A universidade aposta na liberação da área antes do início do segundo semestre. O contrato com a Unicid, faculdade particular que abrigou parte das atividades, termina em julho. Também termina o acordo com o Centro Paula Souza, que empresta salas da Faculdade de Tecnologia (Fatec) Tatuapé, na zona leste. A Justiça decidiu pela interdição por causa dos problemas ambientais da unidade.

Câmpus Leste da USP está interditado desde janeiro
Câmpus Leste da USP está interditado desde janeiro

No caso da Each, se as disciplinas não forem para o sistema, os alunos não poderão se matricular. A unidade precisava registrar no sistema a oferta de matérias até 25 de maio. A Comissão de Graduação da Escola já discutiu o adiamento do segundo semestre para 2015, mas não houve essa decisão.

Na Poli, que passou a oferecer na USP Leste o curso de Engenharia da Computação - ênfase em Sistemas Corporativos - a partir deste ano, a dúvida envolve não só questões de infraestrutura, mas também a disponibilidade de professores. O curso é vinculado ao Departamento de Engenharia da Computação e Sistemas Digitais, que entregou recomendação à direção sobre a não abertura de processo seletivo.

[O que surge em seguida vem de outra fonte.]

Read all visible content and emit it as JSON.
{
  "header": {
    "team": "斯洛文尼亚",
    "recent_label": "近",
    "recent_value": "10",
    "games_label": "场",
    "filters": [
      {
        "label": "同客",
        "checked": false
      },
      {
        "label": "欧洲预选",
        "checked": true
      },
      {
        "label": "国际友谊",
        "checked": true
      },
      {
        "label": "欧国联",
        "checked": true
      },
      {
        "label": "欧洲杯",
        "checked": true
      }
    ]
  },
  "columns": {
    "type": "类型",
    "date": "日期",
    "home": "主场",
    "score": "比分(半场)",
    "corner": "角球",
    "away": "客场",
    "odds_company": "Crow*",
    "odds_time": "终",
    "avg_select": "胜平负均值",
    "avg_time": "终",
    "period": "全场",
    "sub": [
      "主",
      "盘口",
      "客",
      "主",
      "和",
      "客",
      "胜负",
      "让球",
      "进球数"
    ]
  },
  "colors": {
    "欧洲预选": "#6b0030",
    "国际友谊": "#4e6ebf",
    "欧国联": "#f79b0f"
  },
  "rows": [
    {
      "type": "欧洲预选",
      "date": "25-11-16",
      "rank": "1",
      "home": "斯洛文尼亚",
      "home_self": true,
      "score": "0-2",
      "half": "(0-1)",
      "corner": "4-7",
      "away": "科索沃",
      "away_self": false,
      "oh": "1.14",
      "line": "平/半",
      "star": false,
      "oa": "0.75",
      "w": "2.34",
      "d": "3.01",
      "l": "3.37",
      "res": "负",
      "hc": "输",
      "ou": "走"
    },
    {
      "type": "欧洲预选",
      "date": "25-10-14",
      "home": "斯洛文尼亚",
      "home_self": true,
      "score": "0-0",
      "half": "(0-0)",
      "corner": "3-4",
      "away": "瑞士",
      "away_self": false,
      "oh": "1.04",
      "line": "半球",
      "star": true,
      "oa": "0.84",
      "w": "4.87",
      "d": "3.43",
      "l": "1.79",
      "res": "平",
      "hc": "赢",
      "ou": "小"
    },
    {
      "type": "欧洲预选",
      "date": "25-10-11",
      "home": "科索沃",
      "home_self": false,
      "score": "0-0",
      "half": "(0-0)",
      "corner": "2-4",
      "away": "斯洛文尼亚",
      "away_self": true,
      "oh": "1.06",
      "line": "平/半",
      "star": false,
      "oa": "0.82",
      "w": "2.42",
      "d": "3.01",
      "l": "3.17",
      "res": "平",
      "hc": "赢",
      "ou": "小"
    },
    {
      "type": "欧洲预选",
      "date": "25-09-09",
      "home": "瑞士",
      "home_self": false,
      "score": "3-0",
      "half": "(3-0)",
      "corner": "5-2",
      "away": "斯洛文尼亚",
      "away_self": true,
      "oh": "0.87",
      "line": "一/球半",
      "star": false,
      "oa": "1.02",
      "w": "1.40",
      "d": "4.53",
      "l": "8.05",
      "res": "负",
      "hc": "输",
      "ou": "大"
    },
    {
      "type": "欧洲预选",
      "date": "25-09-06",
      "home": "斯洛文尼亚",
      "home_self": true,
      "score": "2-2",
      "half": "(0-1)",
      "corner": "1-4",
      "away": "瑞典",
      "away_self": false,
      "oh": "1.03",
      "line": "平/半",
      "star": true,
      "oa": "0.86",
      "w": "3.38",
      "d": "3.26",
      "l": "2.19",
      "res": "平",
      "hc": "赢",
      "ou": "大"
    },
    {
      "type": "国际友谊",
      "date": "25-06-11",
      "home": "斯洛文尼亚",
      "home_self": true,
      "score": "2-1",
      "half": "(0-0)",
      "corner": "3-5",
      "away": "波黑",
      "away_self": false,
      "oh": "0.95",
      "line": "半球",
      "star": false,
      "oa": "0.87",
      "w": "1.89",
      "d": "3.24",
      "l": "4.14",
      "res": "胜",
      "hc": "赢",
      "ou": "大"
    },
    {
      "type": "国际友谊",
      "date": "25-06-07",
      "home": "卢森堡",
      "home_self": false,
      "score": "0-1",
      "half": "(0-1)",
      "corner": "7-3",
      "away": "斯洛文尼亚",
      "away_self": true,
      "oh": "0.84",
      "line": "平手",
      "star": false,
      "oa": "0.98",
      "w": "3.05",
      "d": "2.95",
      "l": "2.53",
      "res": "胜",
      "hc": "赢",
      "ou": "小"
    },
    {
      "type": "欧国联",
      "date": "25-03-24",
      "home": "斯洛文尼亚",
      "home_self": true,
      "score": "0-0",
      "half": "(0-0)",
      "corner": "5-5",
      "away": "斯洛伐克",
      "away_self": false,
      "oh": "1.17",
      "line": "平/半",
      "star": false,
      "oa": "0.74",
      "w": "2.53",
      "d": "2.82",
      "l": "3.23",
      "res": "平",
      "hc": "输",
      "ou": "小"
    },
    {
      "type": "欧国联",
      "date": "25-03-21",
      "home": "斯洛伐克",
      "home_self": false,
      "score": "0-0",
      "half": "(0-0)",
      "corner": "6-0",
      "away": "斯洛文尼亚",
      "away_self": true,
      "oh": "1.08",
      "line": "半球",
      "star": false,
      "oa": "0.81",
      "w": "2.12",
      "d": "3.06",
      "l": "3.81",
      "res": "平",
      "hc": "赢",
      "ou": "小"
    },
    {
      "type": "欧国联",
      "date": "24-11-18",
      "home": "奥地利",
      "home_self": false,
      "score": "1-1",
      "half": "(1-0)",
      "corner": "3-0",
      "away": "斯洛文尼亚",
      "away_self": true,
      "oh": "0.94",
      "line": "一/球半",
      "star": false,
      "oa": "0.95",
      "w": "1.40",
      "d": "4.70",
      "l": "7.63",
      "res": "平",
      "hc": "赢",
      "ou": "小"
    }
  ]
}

“O não provimento dos requisitos (recursos humanos e infraestrutura física) impede que uma nova turma seja levada a cabo com padrão de qualidade e excelência”, diz o documento, ao qual o Estado teve acesso. “Este conselho recomenda que não se abra o processo de ingresso no próximo vestibular.” 

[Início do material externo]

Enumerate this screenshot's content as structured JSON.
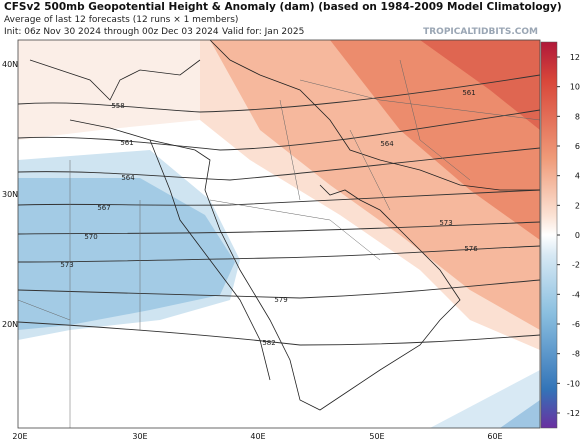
{
  "header": {
    "title": "CFSv2 500mb Geopotential Height & Anomaly (dam) (based on 1984-2009 Model Climatology)",
    "subtitle": "Average of last 12 forecasts (12 runs × 1 members)",
    "init": "Init: 06z Nov 30 2024 through 00z Dec 03 2024",
    "valid": "Valid for: Jan 2025",
    "watermark": "TROPICALTIDBITS.COM"
  },
  "map": {
    "lat_labels": [
      "40N",
      "30N",
      "20N"
    ],
    "lon_labels": [
      "20E",
      "30E",
      "40E",
      "50E",
      "60E"
    ],
    "contour_labels": [
      "558",
      "561",
      "564",
      "567",
      "570",
      "573",
      "579",
      "582",
      "561",
      "564",
      "573",
      "576"
    ]
  },
  "colorbar": {
    "ticks": [
      12,
      10,
      8,
      6,
      4,
      2,
      0,
      -2,
      -4,
      -6,
      -8,
      -10,
      -12
    ]
  }
}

Cargos. Por causa da interdição da USP Leste, as aulas do curso têm ocorrido na Cidade Universitária, na zona oeste. O diretor da Poli, José Roberto Piqueira, afirma que o comunicado expõe preocupação do corpo docente, mas descarta qualquer possibilidade de não haver vestibular. “O departamento está muito preocupado com a possibilidade de ter um curso na zona leste não compatível com a qualidade dos cursos habituais da Poli”, diz. “Porque há perspectiva que alguns cargos não sejam atendidos e a infraestrutura não exista momentaneamente.” Por causa da crise financeira, a reitoria suspendeu a distribuição de 500 cargos.

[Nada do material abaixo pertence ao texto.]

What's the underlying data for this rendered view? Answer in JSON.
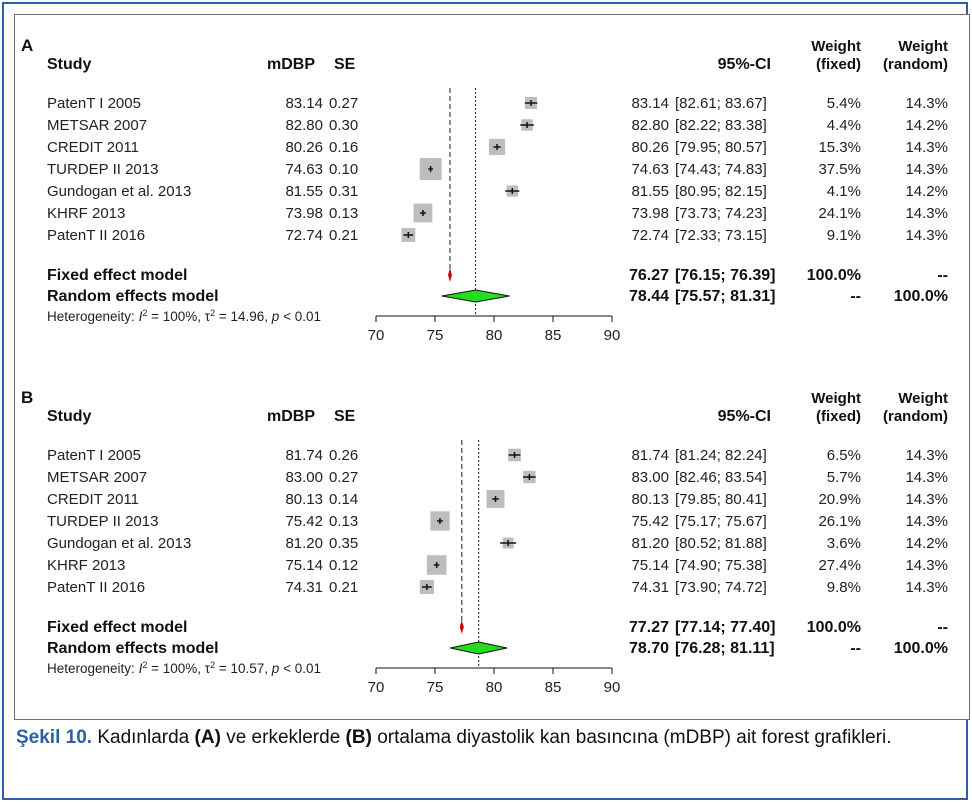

Para que não houvesse abertura de vagas, a decisão teria de passar pela Congregação da Poli e pelo Conselho Universitário. A reitoria informou que, para o próximo vestibular, não daria tempo de passar por todas as instâncias. A assessoria de imprensa da USP afirmou que todas as medidas solicitadas pelo Ministério Público Estadual para a descontaminação do terreno estão sendo tomadas.